How to establish the rank inequalities $$ \mbox{rank}(A) + \mbox{rank}(B) - n \leq \mbox{rank}(A B) \leq \min\{ \mbox{rank}(A), \mbox{rank}(B) \} \tag{1} $$ where $A$ and $B$ are real matrices of sizes $m \times n$, $n \times p$, respectively.
I checked the archives of this forum and the second inequality has been proved.
To recapitulate the arguments, first we note that $AB$ consists of vectors of the form $$ A b_1, A b_2, \ldots, A b_p $$ where $b_1, b_2, \ldots, b_p$ are the column vectors of $B$.
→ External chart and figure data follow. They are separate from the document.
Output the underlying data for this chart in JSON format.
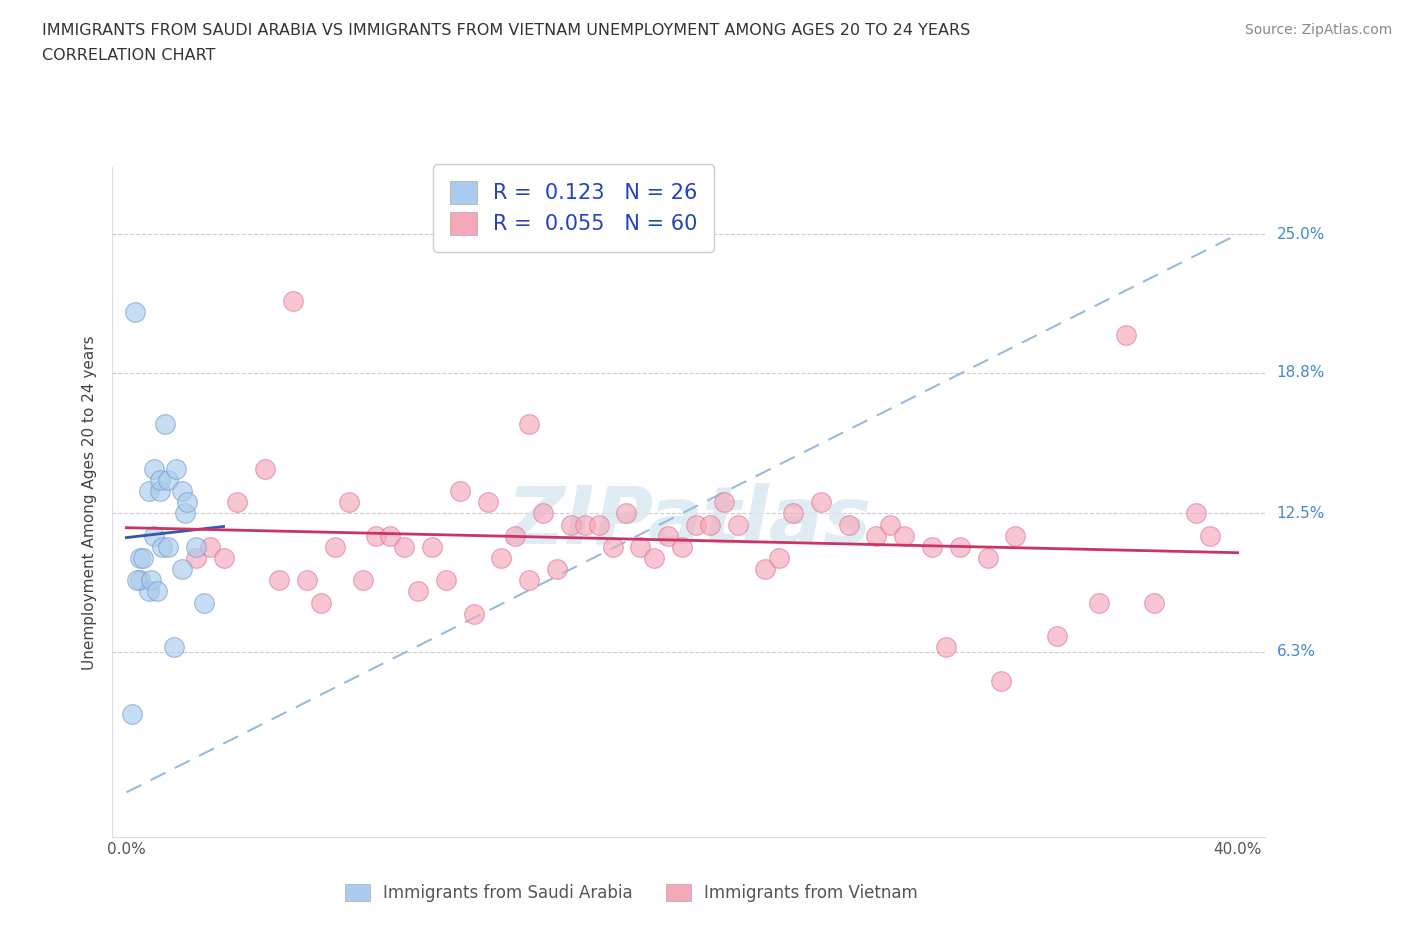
{
  "title_line1": "IMMIGRANTS FROM SAUDI ARABIA VS IMMIGRANTS FROM VIETNAM UNEMPLOYMENT AMONG AGES 20 TO 24 YEARS",
  "title_line2": "CORRELATION CHART",
  "source": "Source: ZipAtlas.com",
  "ylabel": "Unemployment Among Ages 20 to 24 years",
  "xlim": [
    -0.5,
    41
  ],
  "ylim": [
    -2,
    28
  ],
  "ytick_values": [
    6.3,
    12.5,
    18.8,
    25.0
  ],
  "ytick_labels": [
    "6.3%",
    "12.5%",
    "18.8%",
    "25.0%"
  ],
  "saudi_color": "#aaccee",
  "vietnam_color": "#f4a8b8",
  "saudi_edge": "#7799cc",
  "vietnam_edge": "#dd7799",
  "diagonal_color": "#99bbdd",
  "trend_saudi_color": "#3355aa",
  "trend_vietnam_color": "#cc3366",
  "watermark_text": "ZIPatlas",
  "legend_labels": [
    "R =  0.123   N = 26",
    "R =  0.055   N = 60"
  ],
  "bottom_legend": [
    "Immigrants from Saudi Arabia",
    "Immigrants from Vietnam"
  ],
  "saudi_x": [
    0.3,
    0.5,
    0.5,
    0.8,
    0.8,
    1.0,
    1.0,
    1.2,
    1.2,
    1.3,
    1.4,
    1.5,
    1.5,
    1.7,
    1.8,
    2.0,
    2.0,
    2.1,
    2.2,
    2.5,
    2.8,
    0.2,
    0.4,
    0.6,
    0.9,
    1.1
  ],
  "saudi_y": [
    21.5,
    10.5,
    9.5,
    13.5,
    9.0,
    14.5,
    11.5,
    13.5,
    14.0,
    11.0,
    16.5,
    14.0,
    11.0,
    6.5,
    14.5,
    13.5,
    10.0,
    12.5,
    13.0,
    11.0,
    8.5,
    3.5,
    9.5,
    10.5,
    9.5,
    9.0
  ],
  "vietnam_x": [
    2.5,
    3.0,
    3.5,
    4.0,
    5.0,
    5.5,
    6.0,
    6.5,
    7.0,
    7.5,
    8.0,
    8.5,
    9.0,
    9.5,
    10.0,
    10.5,
    11.0,
    11.5,
    12.0,
    12.5,
    13.0,
    13.5,
    14.0,
    14.5,
    15.0,
    15.5,
    16.0,
    16.5,
    17.0,
    17.5,
    18.0,
    18.5,
    19.0,
    19.5,
    20.0,
    20.5,
    21.0,
    21.5,
    22.0,
    23.0,
    23.5,
    24.0,
    25.0,
    26.0,
    27.0,
    27.5,
    28.0,
    29.0,
    29.5,
    30.0,
    31.0,
    31.5,
    32.0,
    33.5,
    35.0,
    36.0,
    37.0,
    38.5,
    39.0,
    14.5
  ],
  "vietnam_y": [
    10.5,
    11.0,
    10.5,
    13.0,
    14.5,
    9.5,
    22.0,
    9.5,
    8.5,
    11.0,
    13.0,
    9.5,
    11.5,
    11.5,
    11.0,
    9.0,
    11.0,
    9.5,
    13.5,
    8.0,
    13.0,
    10.5,
    11.5,
    9.5,
    12.5,
    10.0,
    12.0,
    12.0,
    12.0,
    11.0,
    12.5,
    11.0,
    10.5,
    11.5,
    11.0,
    12.0,
    12.0,
    13.0,
    12.0,
    10.0,
    10.5,
    12.5,
    13.0,
    12.0,
    11.5,
    12.0,
    11.5,
    11.0,
    6.5,
    11.0,
    10.5,
    5.0,
    11.5,
    7.0,
    8.5,
    20.5,
    8.5,
    12.5,
    11.5,
    16.5
  ]
}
Thus, the column span of $A B$ is contained in the column span of $A$.
This shows that $$ \mbox{rank}(A B) \leq \mbox{rank}(A). $$
Next, we define the matrices $$ C = A^T, D = B^T $$ and note that $$ \mbox{rank}(D C) \leq \mbox{rank}(D) $$
Since a matrix $P$ and its transpose ($P^T$) have the same rank, it follows that $$ \mbox{rank}(C^T D^T) \leq \mbox{rank}(D^T) $$ or $$ \mbox{rank}(A B) \leq \mbox{rank}(B) $$
Hence, we showed that $$ \mbox{rank}(A B) \leq \min\{ \mbox{rank}(A), \mbox{rank}(B) \} $$
(This is not any new proof - I only recounted ideas presented in this forum.)
My query is how to prove the lower bound given in (1) for $\mbox{rank}(A B)$.
In other words, how to prove: $$ \mbox{rank}(A) + \mbox{rank}(B) - n \leq \mbox{rank}(A B) \tag{2} $$
I tried some examples, but I am not getting any intuition for it.
Your suggestions are welcome.